TRG:TCRガンマをコードする遺伝子座。VDJ組換えTCR鎖を形成できる遺伝子をコードする4つの異なる遺伝子座のうちの一つ。翻訳されたTCRガンマ鎖タンパク質は、典型的に、翻訳されたTCRデルタ鎖タンパク質と対形成して、ガンマ/デルタTCRspを形成する。
二成分ベクターシステム:所望の配列を有する単一VCエントリーベクターと単一Jドナーベクターとを、CDR3をコードする短いDNAオリゴヌクレオチド二重鎖(odeCDR3)配列と組み合わせて、単一チューブ反応において、制限酵素及びリガーゼ依存的及びPCR依存的様式で、インビトロで全長TCR ORFを再構成できる。
I型膜貫通ドメイン:ストップ-トランスファーアンカー配列を用いて脂質膜に係留されている一回通過分子であり、そのN末端ドメインは、合成中に小胞体内腔(及び成熟形が原形質膜に位置するならば、細胞外空間)を標的にする。

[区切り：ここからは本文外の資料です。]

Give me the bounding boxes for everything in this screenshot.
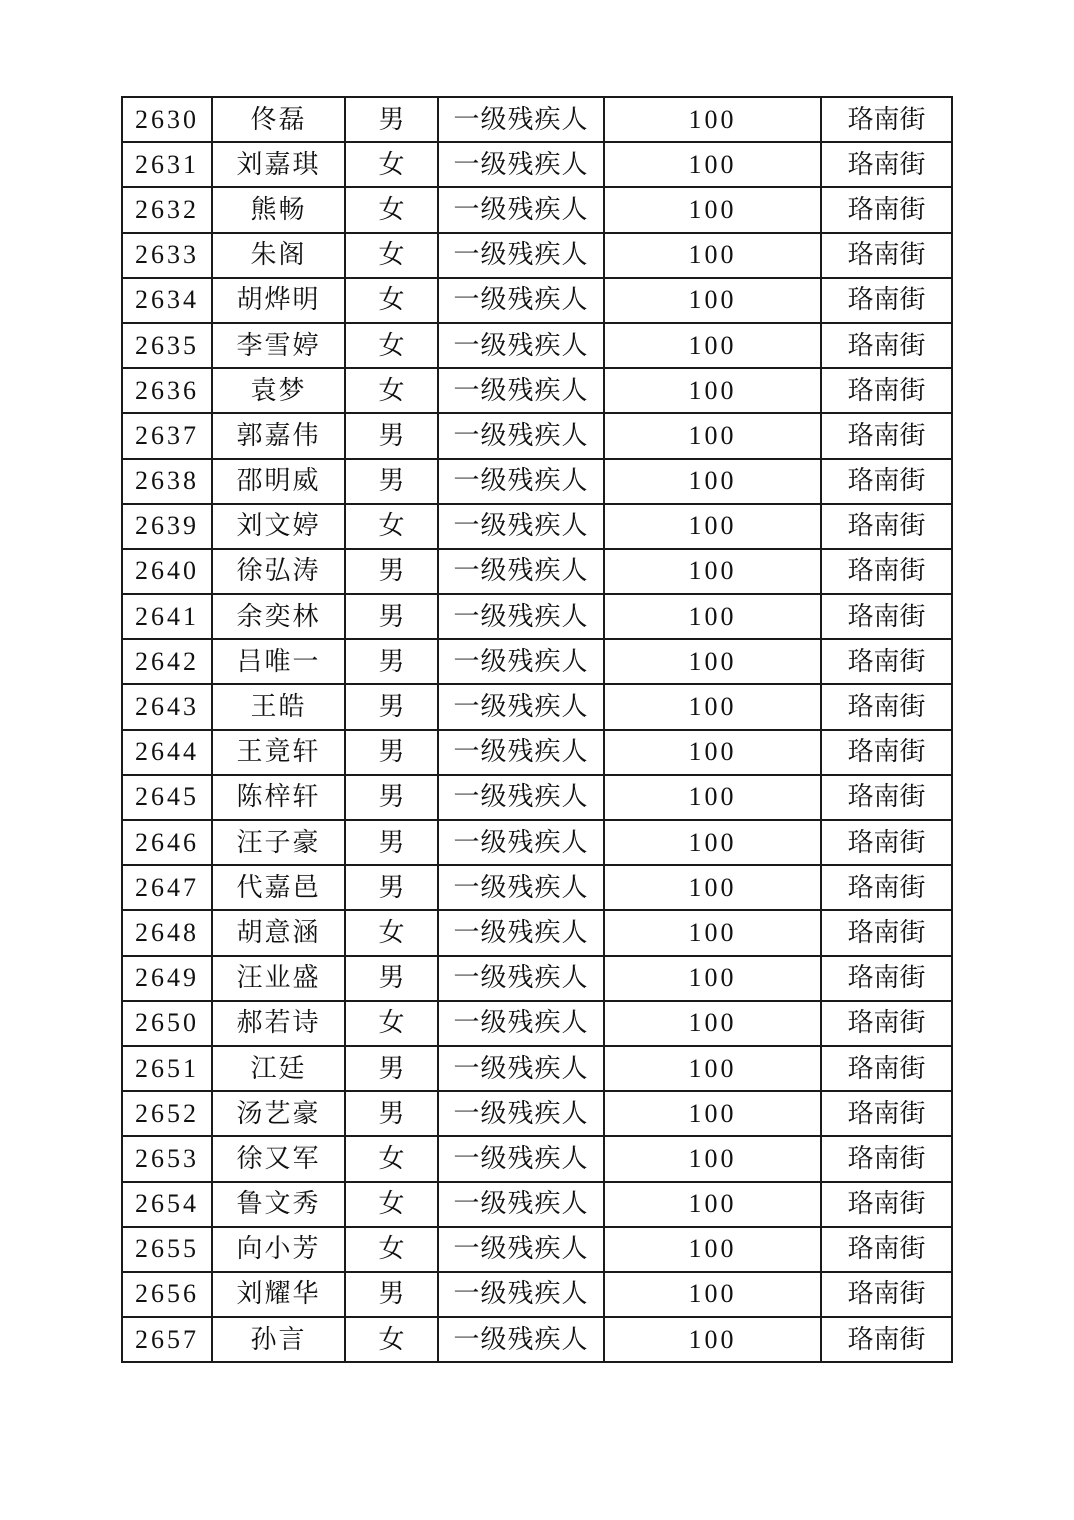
name-cell: 王皓 [212,684,345,729]
gender-cell: 女 [345,233,438,278]
serial-number-cell: 2631 [122,142,212,187]
serial-number-cell: 2656 [122,1272,212,1317]
gender-cell: 女 [345,910,438,955]
street-cell: 珞南街 [821,1317,952,1362]
amount-cell: 100 [604,956,821,1001]
serial-number-cell: 2646 [122,820,212,865]
amount-cell: 100 [604,1227,821,1272]
disability-level-cell: 一级残疾人 [438,549,604,594]
street-cell: 珞南街 [821,1182,952,1227]
gender-cell: 女 [345,1001,438,1046]
amount-cell: 100 [604,1091,821,1136]
gender-cell: 女 [345,504,438,549]
name-cell: 孙言 [212,1317,345,1362]
subsidy-table [121,96,953,1363]
street-cell: 珞南街 [821,956,952,1001]
disability-level-cell: 一级残疾人 [438,142,604,187]
gender-cell: 男 [345,730,438,775]
name-cell: 刘嘉琪 [212,142,345,187]
amount-cell: 100 [604,187,821,232]
table-row [122,413,952,458]
name-cell: 郝若诗 [212,1001,345,1046]
gender-cell: 女 [345,278,438,323]
amount-cell: 100 [604,278,821,323]
disability-level-cell: 一级残疾人 [438,504,604,549]
table-row [122,1227,952,1272]
table-row [122,730,952,775]
table-row [122,639,952,684]
serial-number-cell: 2637 [122,413,212,458]
table-row [122,594,952,639]
disability-level-cell: 一级残疾人 [438,865,604,910]
street-cell: 珞南街 [821,278,952,323]
amount-cell: 100 [604,413,821,458]
table-row [122,97,952,142]
table-row [122,1182,952,1227]
name-cell: 鲁文秀 [212,1182,345,1227]
table-row [122,775,952,820]
serial-number-cell: 2653 [122,1136,212,1181]
name-cell: 邵明威 [212,459,345,504]
street-cell: 珞南街 [821,1091,952,1136]
amount-cell: 100 [604,504,821,549]
table-row [122,1091,952,1136]
gender-cell: 男 [345,594,438,639]
street-cell: 珞南街 [821,1227,952,1272]
gender-cell: 女 [345,1227,438,1272]
name-cell: 徐又军 [212,1136,345,1181]
gender-cell: 男 [345,1046,438,1091]
gender-cell: 男 [345,865,438,910]
serial-number-cell: 2650 [122,1001,212,1046]
table-row [122,1317,952,1362]
street-cell: 珞南街 [821,1001,952,1046]
disability-level-cell: 一级残疾人 [438,639,604,684]
table-row [122,1046,952,1091]
name-cell: 代嘉邑 [212,865,345,910]
amount-cell: 100 [604,323,821,368]
gender-cell: 女 [345,1182,438,1227]
street-cell: 珞南街 [821,323,952,368]
table-row [122,504,952,549]
name-cell: 徐弘涛 [212,549,345,594]
table-row [122,956,952,1001]
serial-number-cell: 2651 [122,1046,212,1091]
amount-cell: 100 [604,684,821,729]
disability-level-cell: 一级残疾人 [438,1182,604,1227]
street-cell: 珞南街 [821,865,952,910]
gender-cell: 女 [345,187,438,232]
name-cell: 汪业盛 [212,956,345,1001]
name-cell: 刘耀华 [212,1272,345,1317]
amount-cell: 100 [604,820,821,865]
street-cell: 珞南街 [821,910,952,955]
gender-cell: 男 [345,956,438,1001]
serial-number-cell: 2657 [122,1317,212,1362]
name-cell: 汤艺豪 [212,1091,345,1136]
street-cell: 珞南街 [821,549,952,594]
disability-level-cell: 一级残疾人 [438,1046,604,1091]
gender-cell: 女 [345,323,438,368]
street-cell: 珞南街 [821,775,952,820]
serial-number-cell: 2645 [122,775,212,820]
serial-number-cell: 2638 [122,459,212,504]
gender-cell: 男 [345,820,438,865]
serial-number-cell: 2642 [122,639,212,684]
disability-level-cell: 一级残疾人 [438,368,604,413]
table-row [122,820,952,865]
street-cell: 珞南街 [821,1046,952,1091]
gender-cell: 男 [345,1091,438,1136]
serial-number-cell: 2648 [122,910,212,955]
serial-number-cell: 2641 [122,594,212,639]
serial-number-cell: 2633 [122,233,212,278]
table-row [122,368,952,413]
amount-cell: 100 [604,1317,821,1362]
street-cell: 珞南街 [821,233,952,278]
amount-cell: 100 [604,910,821,955]
serial-number-cell: 2634 [122,278,212,323]
serial-number-cell: 2640 [122,549,212,594]
name-cell: 余奕林 [212,594,345,639]
disability-level-cell: 一级残疾人 [438,413,604,458]
amount-cell: 100 [604,1001,821,1046]
amount-cell: 100 [604,368,821,413]
disability-level-cell: 一级残疾人 [438,775,604,820]
name-cell: 江廷 [212,1046,345,1091]
serial-number-cell: 2655 [122,1227,212,1272]
disability-level-cell: 一级残疾人 [438,1227,604,1272]
street-cell: 珞南街 [821,413,952,458]
amount-cell: 100 [604,730,821,775]
street-cell: 珞南街 [821,730,952,775]
amount-cell: 100 [604,1272,821,1317]
amount-cell: 100 [604,459,821,504]
subsidy-table-container [121,96,951,1363]
serial-number-cell: 2639 [122,504,212,549]
disability-level-cell: 一级残疾人 [438,956,604,1001]
serial-number-cell: 2647 [122,865,212,910]
street-cell: 珞南街 [821,820,952,865]
disability-level-cell: 一级残疾人 [438,684,604,729]
table-row [122,142,952,187]
disability-level-cell: 一级残疾人 [438,1136,604,1181]
table-row [122,233,952,278]
amount-cell: 100 [604,865,821,910]
serial-number-cell: 2635 [122,323,212,368]
name-cell: 袁梦 [212,368,345,413]
serial-number-cell: 2649 [122,956,212,1001]
serial-number-cell: 2636 [122,368,212,413]
gender-cell: 男 [345,1272,438,1317]
street-cell: 珞南街 [821,368,952,413]
table-row [122,459,952,504]
table-row [122,278,952,323]
street-cell: 珞南街 [821,1272,952,1317]
name-cell: 向小芳 [212,1227,345,1272]
disability-level-cell: 一级残疾人 [438,730,604,775]
amount-cell: 100 [604,233,821,278]
serial-number-cell: 2632 [122,187,212,232]
disability-level-cell: 一级残疾人 [438,459,604,504]
name-cell: 郭嘉伟 [212,413,345,458]
gender-cell: 女 [345,368,438,413]
name-cell: 佟磊 [212,97,345,142]
street-cell: 珞南街 [821,504,952,549]
table-row [122,187,952,232]
amount-cell: 100 [604,1046,821,1091]
amount-cell: 100 [604,775,821,820]
serial-number-cell: 2644 [122,730,212,775]
name-cell: 刘文婷 [212,504,345,549]
table-row [122,684,952,729]
gender-cell: 女 [345,142,438,187]
disability-level-cell: 一级残疾人 [438,910,604,955]
table-row [122,323,952,368]
street-cell: 珞南街 [821,639,952,684]
gender-cell: 女 [345,1136,438,1181]
amount-cell: 100 [604,1136,821,1181]
table-row [122,910,952,955]
amount-cell: 100 [604,142,821,187]
street-cell: 珞南街 [821,459,952,504]
disability-level-cell: 一级残疾人 [438,1001,604,1046]
serial-number-cell: 2643 [122,684,212,729]
disability-level-cell: 一级残疾人 [438,1091,604,1136]
street-cell: 珞南街 [821,142,952,187]
disability-level-cell: 一级残疾人 [438,1317,604,1362]
disability-level-cell: 一级残疾人 [438,187,604,232]
disability-level-cell: 一级残疾人 [438,820,604,865]
gender-cell: 女 [345,1317,438,1362]
street-cell: 珞南街 [821,187,952,232]
serial-number-cell: 2652 [122,1091,212,1136]
name-cell: 朱阁 [212,233,345,278]
street-cell: 珞南街 [821,594,952,639]
gender-cell: 男 [345,413,438,458]
name-cell: 李雪婷 [212,323,345,368]
gender-cell: 男 [345,639,438,684]
street-cell: 珞南街 [821,97,952,142]
disability-level-cell: 一级残疾人 [438,1272,604,1317]
serial-number-cell: 2630 [122,97,212,142]
table-row [122,865,952,910]
name-cell: 陈梓轩 [212,775,345,820]
disability-level-cell: 一级残疾人 [438,97,604,142]
name-cell: 胡烨明 [212,278,345,323]
amount-cell: 100 [604,639,821,684]
street-cell: 珞南街 [821,684,952,729]
name-cell: 吕唯一 [212,639,345,684]
gender-cell: 男 [345,459,438,504]
table-row [122,1136,952,1181]
gender-cell: 男 [345,684,438,729]
disability-level-cell: 一级残疾人 [438,323,604,368]
table-row [122,1272,952,1317]
gender-cell: 男 [345,775,438,820]
amount-cell: 100 [604,97,821,142]
table-row [122,1001,952,1046]
disability-level-cell: 一级残疾人 [438,233,604,278]
name-cell: 熊畅 [212,187,345,232]
street-cell: 珞南街 [821,1136,952,1181]
amount-cell: 100 [604,594,821,639]
disability-level-cell: 一级残疾人 [438,278,604,323]
amount-cell: 100 [604,1182,821,1227]
table-row [122,549,952,594]
name-cell: 胡意涵 [212,910,345,955]
disability-level-cell: 一级残疾人 [438,594,604,639]
name-cell: 王竟轩 [212,730,345,775]
gender-cell: 男 [345,97,438,142]
name-cell: 汪子豪 [212,820,345,865]
amount-cell: 100 [604,549,821,594]
gender-cell: 男 [345,549,438,594]
serial-number-cell: 2654 [122,1182,212,1227]
table-body [122,97,952,1362]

IIS型制限酵素:非対称DNA配列を認識し、その認識配列の外側で切断する制限酵素。
【0244】
V(領域):可変領域。T細胞受容体を組立てるために用いられる遺伝子セグメントの一つ。各個体は、これらの領域の多数の異なるバリエーションを有して、各個体が非常に多種類の異なるTCRを有するT細胞で武装できるようにする。
V-Cエントリーベクター:V及びC TCRセグメントを有し、全長TCR ORFの再構成中にJドナーベクター及びodeCDR3からの配列を受け入れる二成分ベクターシステムのベクター。
Vクローニング断片:可変クローニング断片。V遺伝子セグメントクローニング断片とも呼ばれる。V-Cエントリーベクターを構築するために用いられるV遺伝子セグメントの一部分を有する構築物。
ベクター:ベクターは、遺伝情報を有する遺伝子構築物である。この文脈において、ベクターは、通常、プラスミドDNAベクターを表す。ベクターは、宿主生物において増やして選択できる任意のこのような構築物のことであり得る。